Le problème fondamental du pays n’est pas la montée du dollar, l’inflation qui augmente ou le déficit budgétaire qui se creuse. Le problème fondamental du pays n’est pas la mauvaise qualité de nos routes, les montagnes d’immondices qui jonchent nos rues, ni le blackout général. Le problème fondamental du pays ne réside pas dans l’existence des gangs armés qui font la loi dans nos quartiers et prennent le contrôle de certaines routes nationales. Ces phénomènes résultent d’un problème de plus grande envergure, sur lequel il est urgent de se pencher.
Il s’agit d’un État central qui n’a pas su (re) définir les rapports qu’il entretient avec la vérité, le peuple, le monde rural, le pouvoir législatif, les collectivités territoriales, le secteur privé et la communauté internationale.
La rupture nécessite d’abord une redéfinition des rapports entretenus entre l’État et la vérité.
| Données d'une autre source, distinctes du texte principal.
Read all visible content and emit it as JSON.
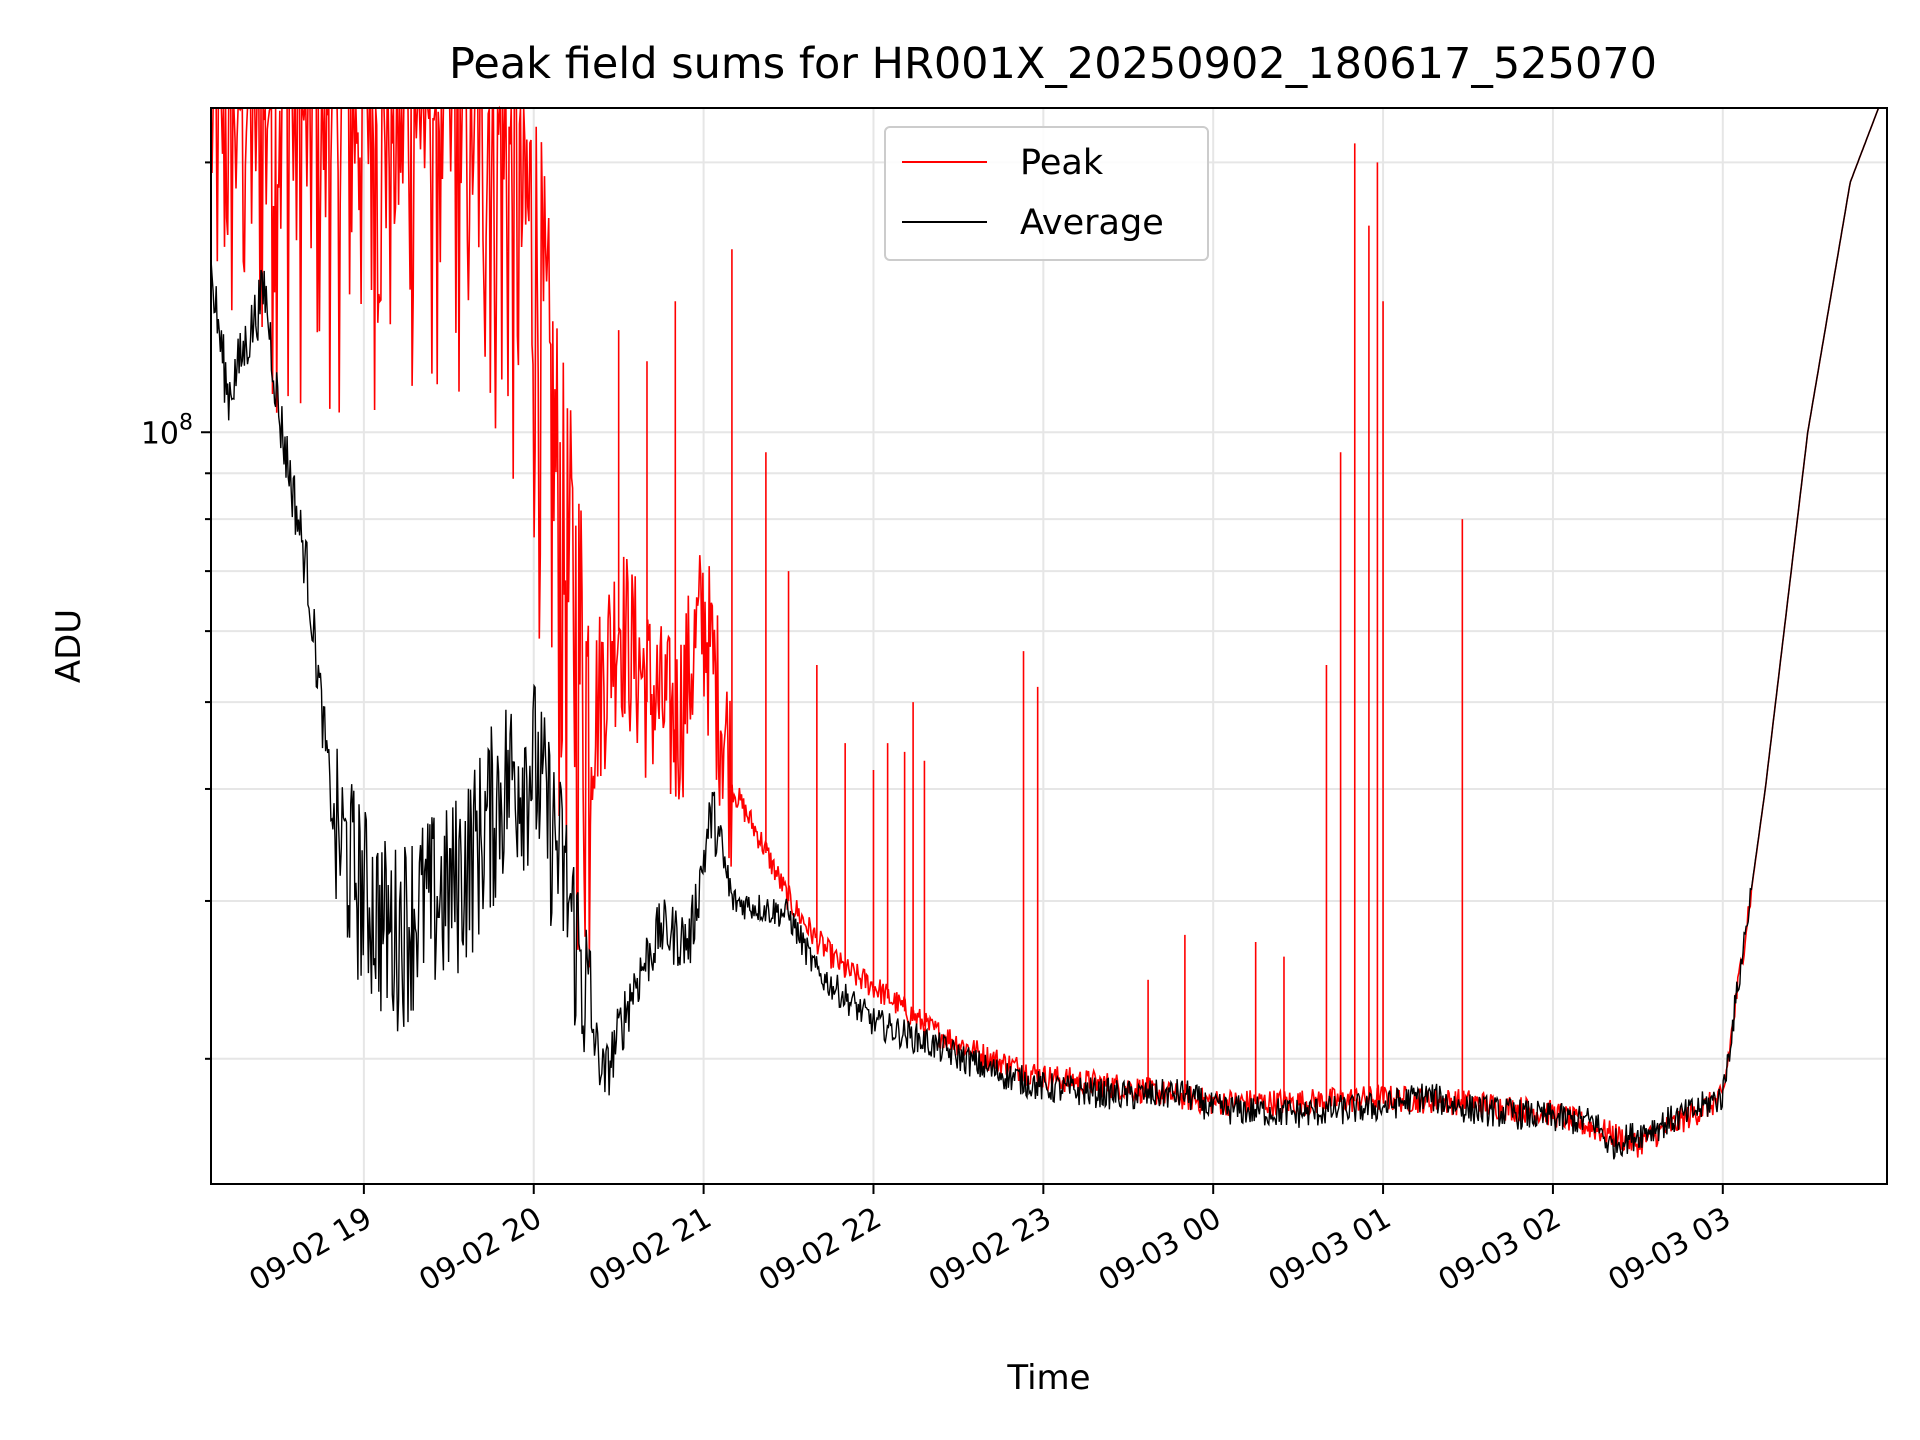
{
  "chart_data": {
    "type": "line",
    "title": "Peak field sums for HR001X_20250902_180617_525070",
    "xlabel": "Time",
    "ylabel": "ADU",
    "y_scale": "log",
    "grid": true,
    "legend_position": "top-center",
    "x_tick_labels": [
      "09-02 19",
      "09-02 20",
      "09-02 21",
      "09-02 22",
      "09-02 23",
      "09-03 00",
      "09-03 01",
      "09-03 02",
      "09-03 03"
    ],
    "y_major_tick_label": "10^8",
    "xlim": [
      "2025-09-02 18:06",
      "2025-09-03 03:58"
    ],
    "ylim": [
      14500000,
      230000000
    ],
    "colors": {
      "peak": "#ff0000",
      "average": "#000000",
      "grid": "#e6e6e6"
    },
    "series": [
      {
        "name": "Peak",
        "color": "#ff0000",
        "points": [
          [
            "2025-09-02 18:06",
            230000000
          ],
          [
            "2025-09-02 18:20",
            230000000
          ],
          [
            "2025-09-02 18:40",
            230000000
          ],
          [
            "2025-09-02 19:00",
            230000000
          ],
          [
            "2025-09-02 19:20",
            230000000
          ],
          [
            "2025-09-02 19:40",
            230000000
          ],
          [
            "2025-09-02 20:00",
            150000000
          ],
          [
            "2025-09-02 20:10",
            70000000
          ],
          [
            "2025-09-02 20:20",
            45000000
          ],
          [
            "2025-09-02 20:30",
            60000000
          ],
          [
            "2025-09-02 20:40",
            50000000
          ],
          [
            "2025-09-02 20:50",
            45000000
          ],
          [
            "2025-09-02 21:00",
            60000000
          ],
          [
            "2025-09-02 21:10",
            40000000
          ],
          [
            "2025-09-02 21:20",
            35000000
          ],
          [
            "2025-09-02 21:30",
            30000000
          ],
          [
            "2025-09-02 21:40",
            27000000
          ],
          [
            "2025-09-02 21:50",
            25000000
          ],
          [
            "2025-09-02 22:00",
            24000000
          ],
          [
            "2025-09-02 22:20",
            21500000
          ],
          [
            "2025-09-02 22:40",
            20000000
          ],
          [
            "2025-09-02 23:00",
            19000000
          ],
          [
            "2025-09-02 23:30",
            18500000
          ],
          [
            "2025-09-03 00:00",
            17800000
          ],
          [
            "2025-09-03 00:30",
            17800000
          ],
          [
            "2025-09-03 01:00",
            18000000
          ],
          [
            "2025-09-03 01:30",
            17800000
          ],
          [
            "2025-09-03 02:00",
            17300000
          ],
          [
            "2025-09-03 02:30",
            16000000
          ],
          [
            "2025-09-03 03:00",
            18000000
          ],
          [
            "2025-09-03 03:15",
            40000000
          ],
          [
            "2025-09-03 03:30",
            100000000
          ],
          [
            "2025-09-03 03:45",
            190000000
          ],
          [
            "2025-09-03 03:55",
            230000000
          ]
        ],
        "spikes": [
          [
            "2025-09-02 20:30",
            130000000
          ],
          [
            "2025-09-02 20:40",
            120000000
          ],
          [
            "2025-09-02 20:50",
            140000000
          ],
          [
            "2025-09-02 21:10",
            160000000
          ],
          [
            "2025-09-02 21:22",
            95000000
          ],
          [
            "2025-09-02 21:30",
            70000000
          ],
          [
            "2025-09-02 21:40",
            55000000
          ],
          [
            "2025-09-02 21:50",
            45000000
          ],
          [
            "2025-09-02 22:00",
            42000000
          ],
          [
            "2025-09-02 22:05",
            45000000
          ],
          [
            "2025-09-02 22:11",
            44000000
          ],
          [
            "2025-09-02 22:14",
            50000000
          ],
          [
            "2025-09-02 22:18",
            43000000
          ],
          [
            "2025-09-02 22:53",
            57000000
          ],
          [
            "2025-09-02 22:58",
            52000000
          ],
          [
            "2025-09-02 23:37",
            24500000
          ],
          [
            "2025-09-02 23:50",
            27500000
          ],
          [
            "2025-09-03 00:15",
            27000000
          ],
          [
            "2025-09-03 00:25",
            26000000
          ],
          [
            "2025-09-03 00:40",
            55000000
          ],
          [
            "2025-09-03 00:45",
            95000000
          ],
          [
            "2025-09-03 00:50",
            210000000
          ],
          [
            "2025-09-03 00:55",
            170000000
          ],
          [
            "2025-09-03 00:58",
            200000000
          ],
          [
            "2025-09-03 01:00",
            140000000
          ],
          [
            "2025-09-03 01:28",
            80000000
          ]
        ]
      },
      {
        "name": "Average",
        "color": "#000000",
        "points": [
          [
            "2025-09-02 18:06",
            150000000
          ],
          [
            "2025-09-02 18:12",
            110000000
          ],
          [
            "2025-09-02 18:20",
            130000000
          ],
          [
            "2025-09-02 18:25",
            145000000
          ],
          [
            "2025-09-02 18:30",
            105000000
          ],
          [
            "2025-09-02 18:40",
            70000000
          ],
          [
            "2025-09-02 18:50",
            35000000
          ],
          [
            "2025-09-02 19:00",
            30000000
          ],
          [
            "2025-09-02 19:10",
            27000000
          ],
          [
            "2025-09-02 19:20",
            29000000
          ],
          [
            "2025-09-02 19:30",
            30000000
          ],
          [
            "2025-09-02 19:40",
            34000000
          ],
          [
            "2025-09-02 19:50",
            40000000
          ],
          [
            "2025-09-02 20:00",
            42000000
          ],
          [
            "2025-09-02 20:10",
            32000000
          ],
          [
            "2025-09-02 20:20",
            22000000
          ],
          [
            "2025-09-02 20:25",
            19000000
          ],
          [
            "2025-09-02 20:35",
            24000000
          ],
          [
            "2025-09-02 20:45",
            28000000
          ],
          [
            "2025-09-02 20:55",
            27000000
          ],
          [
            "2025-09-02 21:03",
            38000000
          ],
          [
            "2025-09-02 21:10",
            30000000
          ],
          [
            "2025-09-02 21:20",
            29500000
          ],
          [
            "2025-09-02 21:30",
            29000000
          ],
          [
            "2025-09-02 21:40",
            25000000
          ],
          [
            "2025-09-02 22:00",
            22000000
          ],
          [
            "2025-09-02 22:20",
            20800000
          ],
          [
            "2025-09-02 22:40",
            19500000
          ],
          [
            "2025-09-02 23:00",
            18600000
          ],
          [
            "2025-09-02 23:30",
            18200000
          ],
          [
            "2025-09-02 23:50",
            18300000
          ],
          [
            "2025-09-03 00:00",
            17600000
          ],
          [
            "2025-09-03 00:30",
            17400000
          ],
          [
            "2025-09-03 01:00",
            17700000
          ],
          [
            "2025-09-03 01:15",
            18200000
          ],
          [
            "2025-09-03 01:30",
            17600000
          ],
          [
            "2025-09-03 02:00",
            17200000
          ],
          [
            "2025-09-03 02:15",
            17000000
          ],
          [
            "2025-09-03 02:20",
            16000000
          ],
          [
            "2025-09-03 02:30",
            16500000
          ],
          [
            "2025-09-03 02:50",
            17500000
          ],
          [
            "2025-09-03 03:00",
            18200000
          ],
          [
            "2025-09-03 03:15",
            40000000
          ],
          [
            "2025-09-03 03:30",
            100000000
          ],
          [
            "2025-09-03 03:45",
            190000000
          ],
          [
            "2025-09-03 03:55",
            230000000
          ]
        ]
      }
    ]
  }
}
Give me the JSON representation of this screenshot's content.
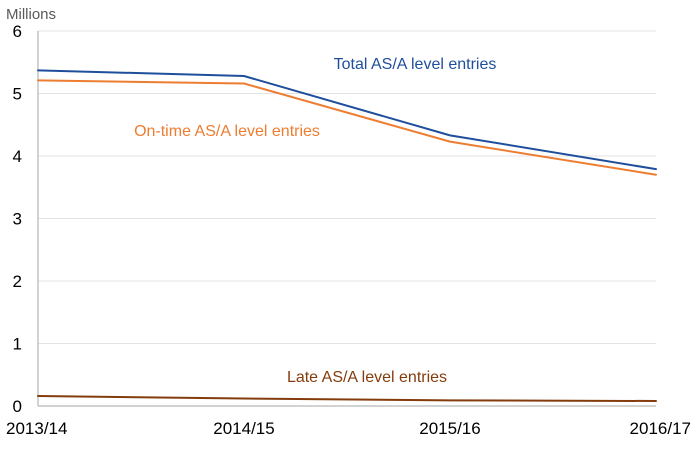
{
  "chart_data": {
    "type": "line",
    "title": "",
    "xlabel": "",
    "ylabel": "Millions",
    "ylim": [
      0,
      6
    ],
    "yticks": [
      "0",
      "1",
      "2",
      "3",
      "4",
      "5",
      "6"
    ],
    "categories": [
      "2013/14",
      "2014/15",
      "2015/16",
      "2016/17"
    ],
    "grid": true,
    "legend": "inline labels",
    "series": [
      {
        "name": "Total AS/A level entries",
        "color": "#1F4E9C",
        "values": [
          5.37,
          5.28,
          4.33,
          3.79
        ]
      },
      {
        "name": "On-time AS/A level entries",
        "color": "#ED7D31",
        "values": [
          5.21,
          5.16,
          4.23,
          3.7
        ]
      },
      {
        "name": "Late AS/A level entries",
        "color": "#843C0C",
        "values": [
          0.16,
          0.12,
          0.09,
          0.08
        ]
      }
    ]
  }
}
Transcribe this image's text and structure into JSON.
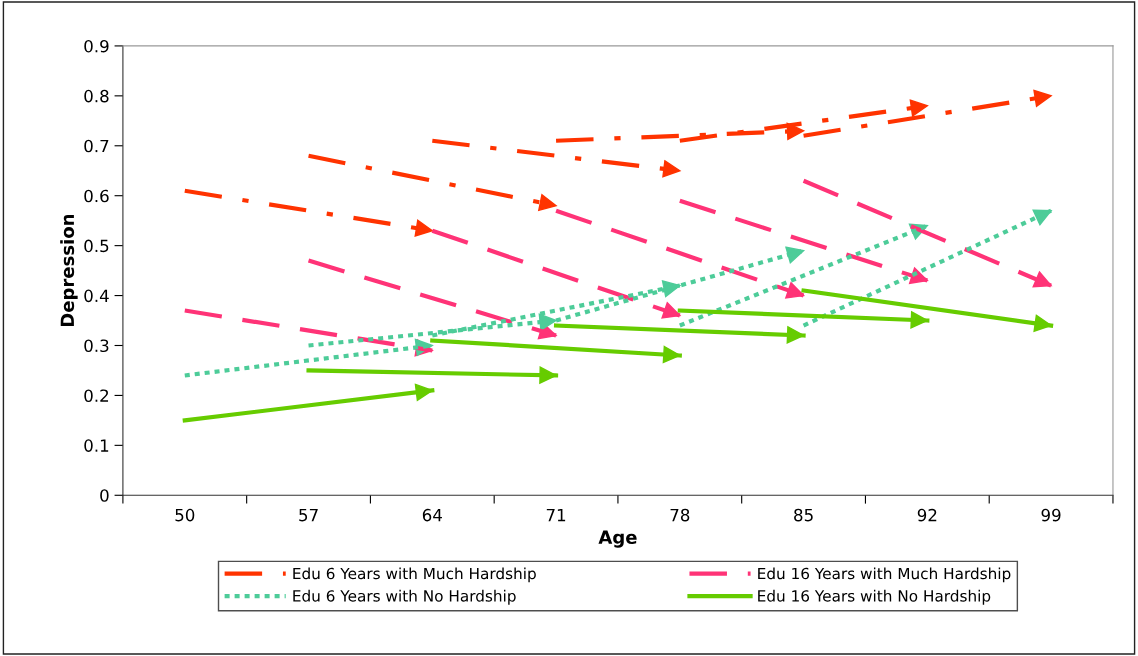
{
  "chart_data": {
    "type": "line",
    "xlabel": "Age",
    "ylabel": "Depression",
    "xlim": [
      46.5,
      102.5
    ],
    "ylim": [
      0,
      0.9
    ],
    "xticks": [
      {
        "value": 46.5,
        "label": null
      },
      50,
      {
        "value": 53.5,
        "label": null
      },
      57,
      {
        "value": 60.5,
        "label": null
      },
      64,
      {
        "value": 67.5,
        "label": null
      },
      71,
      {
        "value": 74.5,
        "label": null
      },
      78,
      {
        "value": 81.5,
        "label": null
      },
      85,
      {
        "value": 88.5,
        "label": null
      },
      92,
      {
        "value": 95.5,
        "label": null
      },
      99,
      {
        "value": 102.5,
        "label": null
      }
    ],
    "yticks": [
      0,
      0.1,
      0.2,
      0.3,
      0.4,
      0.5,
      0.6,
      0.7,
      0.8,
      0.9
    ],
    "grid": false,
    "legend": "bottom",
    "marker": "none",
    "series": [
      {
        "name": "Edu 6 Years with Much Hardship",
        "color": "#ff3300",
        "line_style": "dashdot",
        "x": [
          50,
          64,
          null,
          57,
          71,
          null,
          64,
          78,
          null,
          71,
          85,
          null,
          78,
          92,
          null,
          85,
          99
        ],
        "values": [
          0.61,
          0.53,
          null,
          0.68,
          0.58,
          null,
          0.71,
          0.65,
          null,
          0.71,
          0.73,
          null,
          0.71,
          0.78,
          null,
          0.72,
          0.8
        ]
      },
      {
        "name": "Edu 16 Years with Much Hardship",
        "color": "#ff3377",
        "line_style": "dashed",
        "x": [
          50,
          64,
          null,
          57,
          71,
          null,
          64,
          78,
          null,
          71,
          85,
          null,
          78,
          92,
          null,
          85,
          99
        ],
        "values": [
          0.37,
          0.29,
          null,
          0.47,
          0.32,
          null,
          0.53,
          0.36,
          null,
          0.57,
          0.4,
          null,
          0.59,
          0.43,
          null,
          0.63,
          0.42
        ]
      },
      {
        "name": "Edu 6 Years with No Hardship",
        "color": "#4dcc99",
        "line_style": "dotted",
        "x": [
          50,
          64,
          null,
          57,
          71,
          null,
          64,
          78,
          null,
          71,
          85,
          null,
          78,
          92,
          null,
          85,
          99
        ],
        "values": [
          0.24,
          0.3,
          null,
          0.3,
          0.35,
          null,
          0.32,
          0.42,
          null,
          0.35,
          0.49,
          null,
          0.34,
          0.54,
          null,
          0.34,
          0.57
        ]
      },
      {
        "name": "Edu 16 Years with No Hardship",
        "color": "#66cc00",
        "line_style": "solid",
        "x": [
          50,
          64,
          null,
          57,
          71,
          null,
          64,
          78,
          null,
          71,
          85,
          null,
          78,
          92,
          null,
          85,
          99
        ],
        "values": [
          0.15,
          0.21,
          null,
          0.25,
          0.24,
          null,
          0.31,
          0.28,
          null,
          0.34,
          0.32,
          null,
          0.37,
          0.35,
          null,
          0.41,
          0.34
        ]
      }
    ]
  }
}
L’histoire politique de ce pays est construite sur des mensonges, des coups bas et sur l’opacité. Conséquemment, la gouvernance politique se résume à un jeu de coquins et une suite de promesses creuses. La rupture exigerait une politique de transparence, de franchise, de franc-parler et de sincérité. La nouvelle génération doit être la génération de la vérité, qui inspirera confiance et saura comment divorcer d’avec les comportements de « mètdam », de « bluffer » et de corrompus. Le règne de la vérité c’est aussi celui de la justice. Une justice, la seule, pour les riches comme pour les pauvres, pour les proches du pouvoir comme ceux de l’opposition.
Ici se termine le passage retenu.